How to implement visual content search in video using OpenAI’s CLIP model, in Python

By the end of this post, we’ll be able to search for specific visual content within a video by describing it in words. For instance, we could search for “a man hanging from a boom barrier,” and the system would return the locations in the video where a it’s likely that a man is hanging from a boom barrier.

query = "A man hanging from a boom barrier"
frame, similarities = get_most_similar_frame(query)
display_frame(frame)
plot_search(query, similarities)

We do indeed find a frame of video where a man is hanging from a boom barrier.

This plot shows how likely the model thinks the frames of video are to contain the content of the query.
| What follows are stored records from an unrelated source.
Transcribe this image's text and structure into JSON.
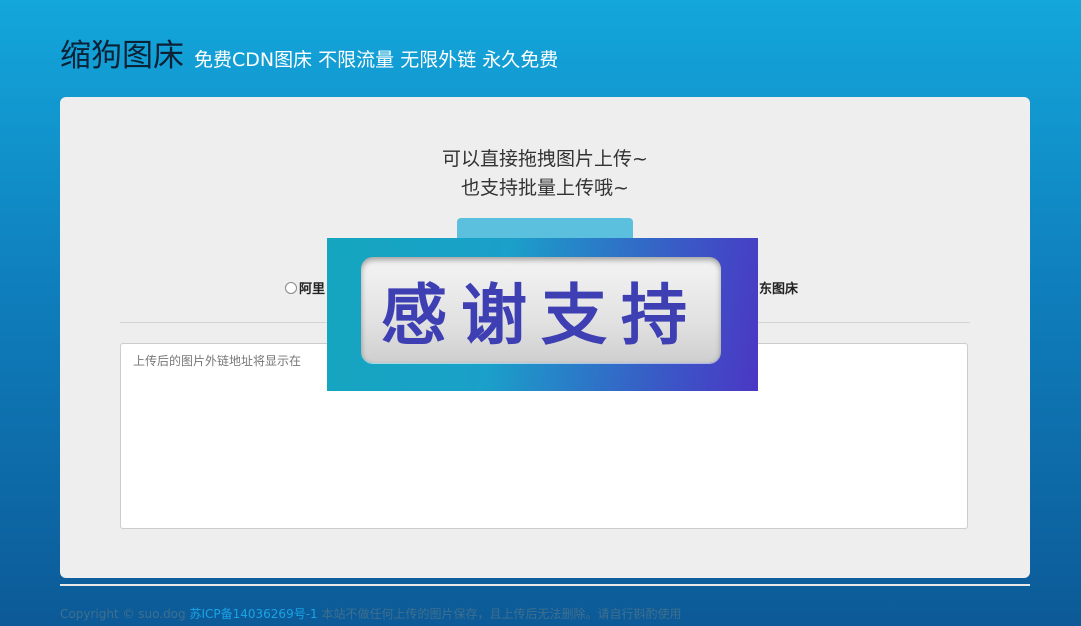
{
  "header": {
    "title": "缩狗图床",
    "tagline": "免费CDN图床 不限流量 无限外链 永久免费"
  },
  "panel": {
    "drop_hint_line1": "可以直接拖拽图片上传~",
    "drop_hint_line2": "也支持批量上传哦~",
    "upload_button_label": "",
    "host_options": [
      "阿里",
      "东图床"
    ],
    "result_placeholder": "上传后的图片外链地址将显示在"
  },
  "overlay": {
    "text": "感谢支持"
  },
  "footer": {
    "copyright": "Copyright © suo.dog ",
    "icp": "苏ICP备14036269号-1",
    "notice": " 本站不做任何上传的图片保存，且上传后无法删除。请自行斟酌使用"
  },
  "colors": {
    "accent": "#5bc0de",
    "banner_text": "#3d3fb2"
  }
}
We’ll use OpenAI’s open-source deep learning model, CLIP. Audio will be ignored during the search. GitHub repo for this post here.

How does CLIP work?

CLIP is a state-of-the-art deep learning model that has the remarkable ability to encode both text and image content into the same high-dimensional vector space. This means that it can represent an image of a dog and the text “A picture of a dog” as vectors that are expected to be close together in terms of cosine similarity. The closer the vectors, the more similar the content they represent. Conversely, if we were to encode a different image, such as one of a cat, into a vector, it would be farther away from the vectors of the dog image and text. This distance reflects the dissimilarity between the content they represent. By placing similar content vectors closer together and dissimilar content vectors farther apart, CLIP enables content-based retrieval and classification.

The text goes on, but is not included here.